Structured DeFi Product No. 1: Algoo Strategies Yield ETH (xETH)

The xETH-wrapped index is like a basket that lets you invest in various strategies related to Ethereum (ETH) to earn yield.

It spreads your investment across different ways of earning, such as providing liquidity (which helps trading happen on decentralized exchanges) and staking ETH (locking up your ETH to help run the network and earn rewards). The goal is to give you a good return on your investment, aiming for about 10% to 15% each year, while balancing the risks.

Structured DeFi Product No. 2: Algoo Strategies Pendle Index

The index primarily focuses on using ETH in liquidity pools on a platform called Pendle. It takes advantage of advanced techniques like liquid staking, where ETH is locked up to earn rewards, and liquid restaking, which allows for further earning.

The index earns rewards in the form of PENDLE tokens and airdrops, which are like bonus tokens given to active users. Additionally, the index manages and optimizes these liquidity pools, ensuring they stay profitable by adjusting them when necessary. By doing this, it aims to provide investors with up to a 30% annual return, with all systems fully audited for safety.

Structured DeFi Product No. 3: DeFi Token Farming Index

DeFi token farming is like a high-interest savings account for cryptocurrencies, focusing on well-established assets like FXS, CRV, and CVX on the Ethereum mainnet. This strategy involves putting these "blue-chip" tokens into liquidity pools on Convex Finance to earn rewards. The idea is that as the crypto market grows, these proven tokens will continue to be valuable. The pools offer extra rewards and are carefully balanced to maximize returns, aiming for a high return on investment (around 40%) while generating a steady income.

Structured DeFi Product No. 4: GLP Index

The GLP Index is an investment product that aims to give annual returns of 0% to 30% in Ethereum (ETH). By investing in GLP, you provide crucial funds for traders on GMX, a decentralized trading platform, and earn money from their trading fees and losses. The index mainly consists of Bitcoin (BTC), Ethereum (ETH), and stablecoins like FRAX and USDC, with stablecoins making up about 40-45% and BTC and ETH the rest.
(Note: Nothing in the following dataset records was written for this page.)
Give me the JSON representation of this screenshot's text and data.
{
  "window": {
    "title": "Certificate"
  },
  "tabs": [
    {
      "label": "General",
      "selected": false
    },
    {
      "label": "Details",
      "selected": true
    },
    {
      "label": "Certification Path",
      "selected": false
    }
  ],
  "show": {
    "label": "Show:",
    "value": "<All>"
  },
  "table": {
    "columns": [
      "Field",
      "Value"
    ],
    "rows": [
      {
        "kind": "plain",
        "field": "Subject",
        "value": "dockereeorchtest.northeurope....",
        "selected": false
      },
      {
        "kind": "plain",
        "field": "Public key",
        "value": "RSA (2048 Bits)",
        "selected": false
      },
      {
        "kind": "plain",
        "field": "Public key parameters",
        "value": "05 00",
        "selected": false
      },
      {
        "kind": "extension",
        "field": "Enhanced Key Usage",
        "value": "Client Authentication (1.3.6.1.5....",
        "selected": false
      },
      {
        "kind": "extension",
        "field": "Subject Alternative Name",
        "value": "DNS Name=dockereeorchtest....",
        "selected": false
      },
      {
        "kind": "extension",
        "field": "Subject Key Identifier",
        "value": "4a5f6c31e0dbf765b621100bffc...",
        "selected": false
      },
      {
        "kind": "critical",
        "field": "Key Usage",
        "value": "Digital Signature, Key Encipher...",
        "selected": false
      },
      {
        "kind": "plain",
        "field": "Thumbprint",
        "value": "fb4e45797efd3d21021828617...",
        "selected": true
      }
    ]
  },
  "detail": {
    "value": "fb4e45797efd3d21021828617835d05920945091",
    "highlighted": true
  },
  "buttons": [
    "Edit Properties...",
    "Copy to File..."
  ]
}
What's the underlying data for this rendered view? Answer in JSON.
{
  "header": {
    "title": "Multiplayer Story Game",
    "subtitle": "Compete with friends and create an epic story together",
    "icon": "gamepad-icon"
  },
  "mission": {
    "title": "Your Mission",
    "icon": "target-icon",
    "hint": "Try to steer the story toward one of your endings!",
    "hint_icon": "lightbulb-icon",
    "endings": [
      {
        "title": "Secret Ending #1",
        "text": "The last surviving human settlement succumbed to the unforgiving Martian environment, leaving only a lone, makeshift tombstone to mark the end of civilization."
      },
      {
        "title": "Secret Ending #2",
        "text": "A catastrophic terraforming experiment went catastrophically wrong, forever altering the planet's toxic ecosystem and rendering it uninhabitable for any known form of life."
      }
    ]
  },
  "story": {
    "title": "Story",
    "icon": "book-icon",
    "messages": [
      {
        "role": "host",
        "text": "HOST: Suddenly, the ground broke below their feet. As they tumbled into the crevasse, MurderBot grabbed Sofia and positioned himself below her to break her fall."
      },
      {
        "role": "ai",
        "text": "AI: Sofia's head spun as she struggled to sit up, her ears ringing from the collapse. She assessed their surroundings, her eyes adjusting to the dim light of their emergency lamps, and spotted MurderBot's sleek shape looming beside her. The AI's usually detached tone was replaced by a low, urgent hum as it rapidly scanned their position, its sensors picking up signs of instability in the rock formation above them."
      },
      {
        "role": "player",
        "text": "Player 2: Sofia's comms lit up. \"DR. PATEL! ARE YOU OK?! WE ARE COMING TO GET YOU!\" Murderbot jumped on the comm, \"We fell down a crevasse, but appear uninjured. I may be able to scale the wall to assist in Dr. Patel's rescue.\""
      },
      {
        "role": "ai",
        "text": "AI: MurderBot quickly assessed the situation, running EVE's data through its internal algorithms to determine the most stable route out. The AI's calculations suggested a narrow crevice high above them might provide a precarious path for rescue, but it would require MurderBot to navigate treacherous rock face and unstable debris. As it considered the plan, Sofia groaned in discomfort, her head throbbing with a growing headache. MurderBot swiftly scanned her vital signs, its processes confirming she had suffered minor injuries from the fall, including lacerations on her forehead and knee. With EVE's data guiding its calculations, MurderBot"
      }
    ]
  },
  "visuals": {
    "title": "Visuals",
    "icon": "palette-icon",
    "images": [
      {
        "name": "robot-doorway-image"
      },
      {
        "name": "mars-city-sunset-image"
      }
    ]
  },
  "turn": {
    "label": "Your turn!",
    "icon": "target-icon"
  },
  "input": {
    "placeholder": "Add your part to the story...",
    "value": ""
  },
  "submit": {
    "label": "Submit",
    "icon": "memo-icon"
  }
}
Investing in GLP offers a relatively safe way to gain exposure to ETH and BTC and can yield around 30% in ETH. It tends to perform well during market volatility when traders lose money.


Conclusion

I call DeFi a radically open platform for financial innovation, and the structured product trend is a prime example of that.

With much of the technological complexity taken care of, seasoned finance professionals can invent whatever financial products they can think of.

And by simplifying the investment complexity, retail investors can use the low-friction rails of DeFi to gain access to a much broader range of opportunities for a true win-win.

But that’s all we’ve got for you today. Let us know what you think about the structured products trend in DeFi by commenting below

I’ll catch you here in two weeks with another update.